Les collectivités publiques doivent assumer leur responsabilité en fournissant des prestations de base à la population et en particulier aux plus défavorisés et à la classe moyenne. Mais il n'est plus possible de tout attendre des collectivités. Il ne s'agit pas, dans mon esprit, au nom de la libéralisation de l'économie, de démanteler des services publics, qui sont indispensables à la stabilité de notre pays, mais il est nécessaire que chacun puisse réagir et sortir de sa léthargie. Je sais que la plupart d'entre vous, qui êtes présents ce soir, vous agissez de cette manière, mais s'il vous plaît faites passer autour de vous ce message!
Je suis persuadé que si chaque habitant de ce pays faisait un effort dans ce sens, nous pourrions renforcer notre cohésion nationale et affirmer ainsi notre démocratie aussi bien vis à vis de l'extérieur que de l'intérieur, en offrant l'image d'une nation forte reconnue par ses habitants et les pays étrangers. J'ai l'impression que beaucoup trop Suisses ne se rendent plus compte de la chance qu'ils ont de vivre dans une démocratie, malheureusement certains en abusent et influencent une partie de la population!
Il ne suffit pas de brandir ou de se barder des couleurs nationales pour se prétendre être suisse, comme on le voit trop souvent actuellement. C'est une attitude responsable que nous devons adopter chaque jour pour faire avancer notre pays, dont les vraies couleurs que nous respectons ont été hissées tout à l'heure en toute sobriété.
Je rappelle que La Suisse et en particulier Genève développe une très ancienne tradition multiculturelle faite d'intégration, qui fait la force créatrice de notre communauté. Les valeurs que nous devons partager, maintenir et diffuser, sont celles d'une société solidaire, respectueuse des droits de l'homme, tolérante et démocratique.
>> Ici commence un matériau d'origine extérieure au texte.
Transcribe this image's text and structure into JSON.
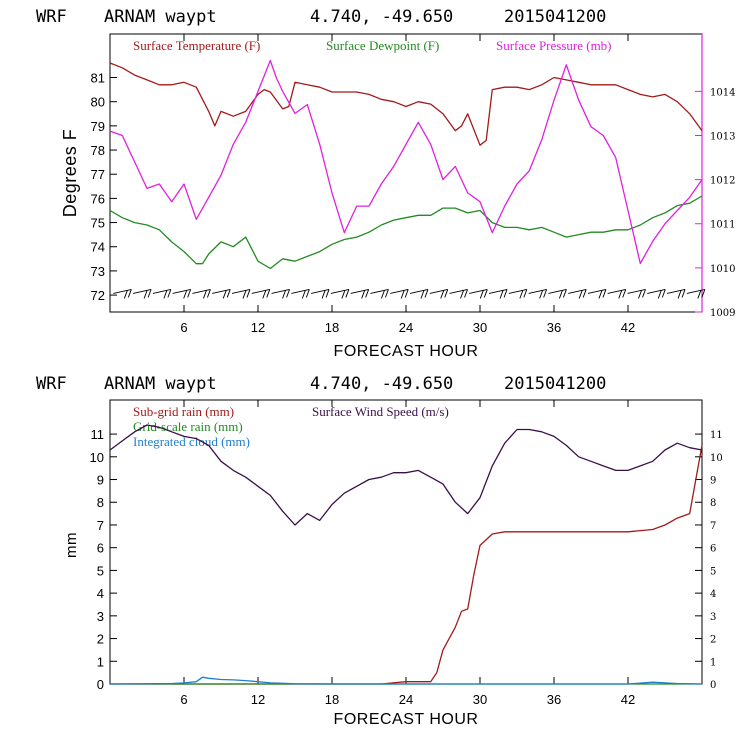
{
  "chart_data": [
    {
      "type": "line",
      "header": {
        "model": "WRF",
        "station": "ARNAM waypt",
        "coords": "4.740, -49.650",
        "init": "2015041200"
      },
      "xlabel": "FORECAST HOUR",
      "ylabel": "Degrees F",
      "xlim": [
        0,
        48
      ],
      "ylim": [
        71.3,
        82.8
      ],
      "xticks": [
        6,
        12,
        18,
        24,
        30,
        36,
        42
      ],
      "yticks": [
        72,
        73,
        74,
        75,
        76,
        77,
        78,
        79,
        80,
        81
      ],
      "y2lim": [
        1009,
        1015.3
      ],
      "y2ticks": [
        1009,
        1010,
        1011,
        1012,
        1013,
        1014
      ],
      "grid": false,
      "legend_position": "top-left",
      "colors": {
        "temperature": "#a31a1a",
        "dewpoint": "#228b22",
        "pressure": "#e020e0"
      },
      "series": [
        {
          "key": "temperature",
          "name": "Surface Temperature (F)",
          "axis": "left",
          "x": [
            0,
            1,
            2,
            3,
            4,
            5,
            6,
            7,
            8,
            8.5,
            9,
            10,
            11,
            12,
            12.5,
            13,
            14,
            14.5,
            15,
            16,
            17,
            18,
            19,
            20,
            21,
            22,
            23,
            24,
            25,
            26,
            27,
            28,
            28.5,
            29,
            30,
            30.5,
            31,
            32,
            33,
            34,
            35,
            36,
            37,
            38,
            39,
            40,
            41,
            42,
            43,
            44,
            45,
            46,
            47,
            48
          ],
          "y": [
            81.6,
            81.4,
            81.1,
            80.9,
            80.7,
            80.7,
            80.8,
            80.6,
            79.6,
            79.0,
            79.6,
            79.4,
            79.6,
            80.3,
            80.5,
            80.4,
            79.7,
            79.8,
            80.8,
            80.7,
            80.6,
            80.4,
            80.4,
            80.4,
            80.3,
            80.1,
            80.0,
            79.8,
            80.0,
            79.9,
            79.5,
            78.8,
            79.0,
            79.5,
            78.2,
            78.4,
            80.5,
            80.6,
            80.6,
            80.5,
            80.7,
            81.0,
            80.9,
            80.8,
            80.7,
            80.7,
            80.7,
            80.5,
            80.3,
            80.2,
            80.3,
            80.0,
            79.5,
            78.8
          ]
        },
        {
          "key": "dewpoint",
          "name": "Surface Dewpoint (F)",
          "axis": "left",
          "x": [
            0,
            1,
            2,
            3,
            4,
            5,
            6,
            7,
            7.5,
            8,
            9,
            10,
            11,
            12,
            13,
            14,
            15,
            16,
            17,
            18,
            19,
            20,
            21,
            22,
            23,
            24,
            25,
            26,
            27,
            28,
            29,
            30,
            31,
            32,
            33,
            34,
            35,
            36,
            37,
            38,
            39,
            40,
            41,
            42,
            43,
            44,
            45,
            46,
            47,
            48
          ],
          "y": [
            75.5,
            75.2,
            75.0,
            74.9,
            74.7,
            74.2,
            73.8,
            73.3,
            73.3,
            73.7,
            74.2,
            74.0,
            74.4,
            73.4,
            73.1,
            73.5,
            73.4,
            73.6,
            73.8,
            74.1,
            74.3,
            74.4,
            74.6,
            74.9,
            75.1,
            75.2,
            75.3,
            75.3,
            75.6,
            75.6,
            75.4,
            75.5,
            75.0,
            74.8,
            74.8,
            74.7,
            74.8,
            74.6,
            74.4,
            74.5,
            74.6,
            74.6,
            74.7,
            74.7,
            74.9,
            75.2,
            75.4,
            75.7,
            75.8,
            76.1
          ]
        },
        {
          "key": "pressure",
          "name": "Surface Pressure (mb)",
          "axis": "right",
          "x": [
            0,
            1,
            2,
            3,
            4,
            5,
            6,
            7,
            8,
            9,
            10,
            11,
            12,
            13,
            13.5,
            14,
            15,
            16,
            17,
            18,
            19,
            20,
            21,
            22,
            23,
            24,
            25,
            26,
            27,
            28,
            29,
            30,
            31,
            32,
            33,
            34,
            35,
            36,
            37,
            38,
            39,
            40,
            41,
            42,
            43,
            44,
            45,
            46,
            47,
            48
          ],
          "y": [
            1013.1,
            1013.0,
            1012.4,
            1011.8,
            1011.9,
            1011.5,
            1011.9,
            1011.1,
            1011.6,
            1012.1,
            1012.8,
            1013.3,
            1014.0,
            1014.7,
            1014.3,
            1014.0,
            1013.5,
            1013.7,
            1012.8,
            1011.7,
            1010.8,
            1011.4,
            1011.4,
            1011.9,
            1012.3,
            1012.8,
            1013.3,
            1012.8,
            1012.0,
            1012.3,
            1011.7,
            1011.5,
            1010.8,
            1011.4,
            1011.9,
            1012.2,
            1012.9,
            1013.8,
            1014.6,
            1013.8,
            1013.2,
            1013.0,
            1012.5,
            1011.3,
            1010.1,
            1010.6,
            1011.0,
            1011.3,
            1011.6,
            1012.0
          ]
        }
      ],
      "wind_barbs": {
        "description": "row of wind barbs near 72 F",
        "count": 30
      }
    },
    {
      "type": "line",
      "header": {
        "model": "WRF",
        "station": "ARNAM waypt",
        "coords": "4.740, -49.650",
        "init": "2015041200"
      },
      "xlabel": "FORECAST HOUR",
      "ylabel": "mm",
      "xlim": [
        0,
        48
      ],
      "ylim": [
        0,
        12.5
      ],
      "xticks": [
        6,
        12,
        18,
        24,
        30,
        36,
        42
      ],
      "yticks": [
        0,
        1,
        2,
        3,
        4,
        5,
        6,
        7,
        8,
        9,
        10,
        11
      ],
      "y2ticks": [
        0,
        1,
        2,
        3,
        4,
        5,
        6,
        7,
        8,
        9,
        10,
        11
      ],
      "grid": false,
      "legend_position": "top-left",
      "colors": {
        "subgrid": "#a31a1a",
        "gridscale": "#228b22",
        "cloud": "#1e7fd0",
        "wind": "#3a0f4a"
      },
      "series": [
        {
          "key": "subgrid",
          "name": "Sub-grid rain (mm)",
          "x": [
            0,
            22,
            24,
            25,
            26,
            26.5,
            27,
            28,
            28.5,
            29,
            29.5,
            30,
            31,
            32,
            36,
            40,
            42,
            44,
            45,
            46,
            47,
            47.5,
            48
          ],
          "y": [
            0,
            0,
            0.1,
            0.1,
            0.1,
            0.5,
            1.5,
            2.5,
            3.2,
            3.3,
            4.8,
            6.1,
            6.6,
            6.7,
            6.7,
            6.7,
            6.7,
            6.8,
            7.0,
            7.3,
            7.5,
            9.0,
            10.5
          ]
        },
        {
          "key": "gridscale",
          "name": "Grid-scale rain (mm)",
          "x": [
            0,
            48
          ],
          "y": [
            0,
            0
          ]
        },
        {
          "key": "cloud",
          "name": "Integrated cloud (mm)",
          "x": [
            0,
            5,
            6,
            7,
            7.5,
            8,
            9,
            10,
            11,
            12,
            13,
            14,
            15,
            18,
            24,
            30,
            36,
            42,
            44,
            45,
            46,
            48
          ],
          "y": [
            0,
            0.02,
            0.05,
            0.1,
            0.3,
            0.25,
            0.2,
            0.18,
            0.15,
            0.1,
            0.05,
            0.03,
            0.01,
            0,
            0,
            0,
            0,
            0,
            0.08,
            0.05,
            0.02,
            0
          ]
        },
        {
          "key": "wind",
          "name": "Surface Wind Speed (m/s)",
          "x": [
            0,
            1,
            2,
            3,
            4,
            5,
            6,
            7,
            8,
            9,
            10,
            11,
            12,
            13,
            14,
            15,
            16,
            17,
            18,
            19,
            20,
            21,
            22,
            23,
            24,
            25,
            26,
            27,
            28,
            29,
            30,
            31,
            32,
            33,
            34,
            35,
            36,
            37,
            38,
            39,
            40,
            41,
            42,
            43,
            44,
            45,
            46,
            47,
            48
          ],
          "y": [
            10.3,
            10.7,
            11.1,
            11.4,
            11.3,
            11.1,
            10.9,
            10.8,
            10.5,
            9.8,
            9.4,
            9.1,
            8.7,
            8.3,
            7.6,
            7.0,
            7.5,
            7.2,
            7.9,
            8.4,
            8.7,
            9.0,
            9.1,
            9.3,
            9.3,
            9.4,
            9.1,
            8.8,
            8.0,
            7.5,
            8.2,
            9.6,
            10.6,
            11.2,
            11.2,
            11.1,
            10.9,
            10.5,
            10.0,
            9.8,
            9.6,
            9.4,
            9.4,
            9.6,
            9.8,
            10.3,
            10.6,
            10.4,
            10.3
          ]
        }
      ]
    }
  ]
}
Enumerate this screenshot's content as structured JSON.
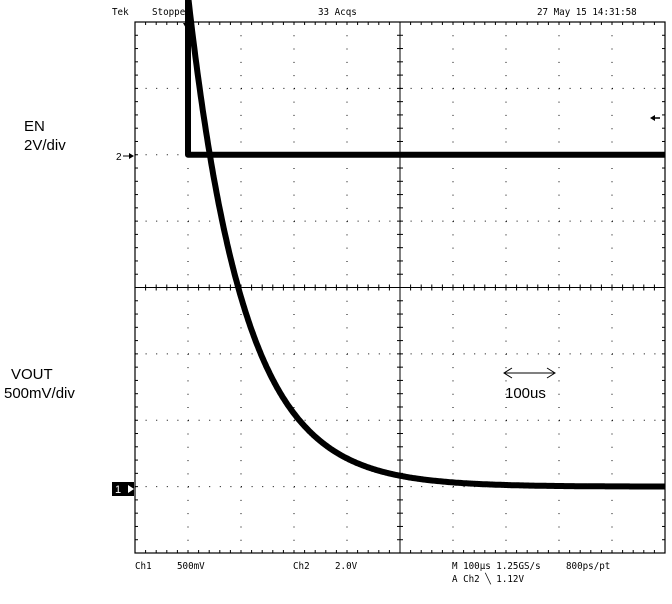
{
  "header": {
    "brand": "Tek",
    "state": "Stopped",
    "acquisitions": "33 Acqs",
    "datetime": "27 May 15 14:31:58"
  },
  "channels": {
    "en": {
      "name": "EN",
      "scale": "2V/div",
      "marker": "2"
    },
    "vout": {
      "name": "VOUT",
      "scale": "500mV/div",
      "marker": "1"
    }
  },
  "annotation": {
    "text": "100us"
  },
  "footer": {
    "ch1_label": "Ch1",
    "ch1_scale": "500mV",
    "ch2_label": "Ch2",
    "ch2_scale": "2.0V",
    "timebase": "M 100µs 1.25GS/s",
    "record": "800ps/pt",
    "trigger": "A Ch2 ╲ 1.12V"
  },
  "chart_data": {
    "type": "line",
    "x_unit": "µs",
    "time_per_div": 100,
    "divisions": {
      "x": 10,
      "y": 8
    },
    "trigger_time": 100,
    "series": [
      {
        "name": "EN",
        "volts_per_div": 2,
        "x": [
          0,
          100,
          100,
          1000
        ],
        "y": [
          5.0,
          5.0,
          0.0,
          0.0
        ]
      },
      {
        "name": "VOUT",
        "volts_per_div": 0.5,
        "time_constant": 105,
        "x": [
          0,
          100,
          125,
          150,
          175,
          200,
          250,
          300,
          350,
          400,
          450,
          500,
          600,
          700,
          800,
          1000
        ],
        "y": [
          3.7,
          3.7,
          2.88,
          2.25,
          1.75,
          1.36,
          0.83,
          0.52,
          0.32,
          0.19,
          0.12,
          0.07,
          0.03,
          0.01,
          0.0,
          0.0
        ]
      }
    ]
  }
}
Ces valeurs sont celles que le autorités de votre commune essaient de maintenir et de développer, en particulier à travers la mise en place de notre agenda 21 communal!!! Lancy est une commune où il fait encore bon vivre, sachons entretenir cet état d'esprit ! Cela ne dépend que de l'attitude de chaque Lancéenne et de chaque Lancéen.
Restons fidèles à nos traditions, en adoptant une attitude ouverte sur ce qui nous entoure et en nous tournant sur l'avenir sans crainte!
Je vous souhaite à toutes et à tous une très belle fête nationale et une bonne suite d'été.
Vive la Confédération Suisse, Vive Genève, Vive Lancy !!!!!!!!!!!!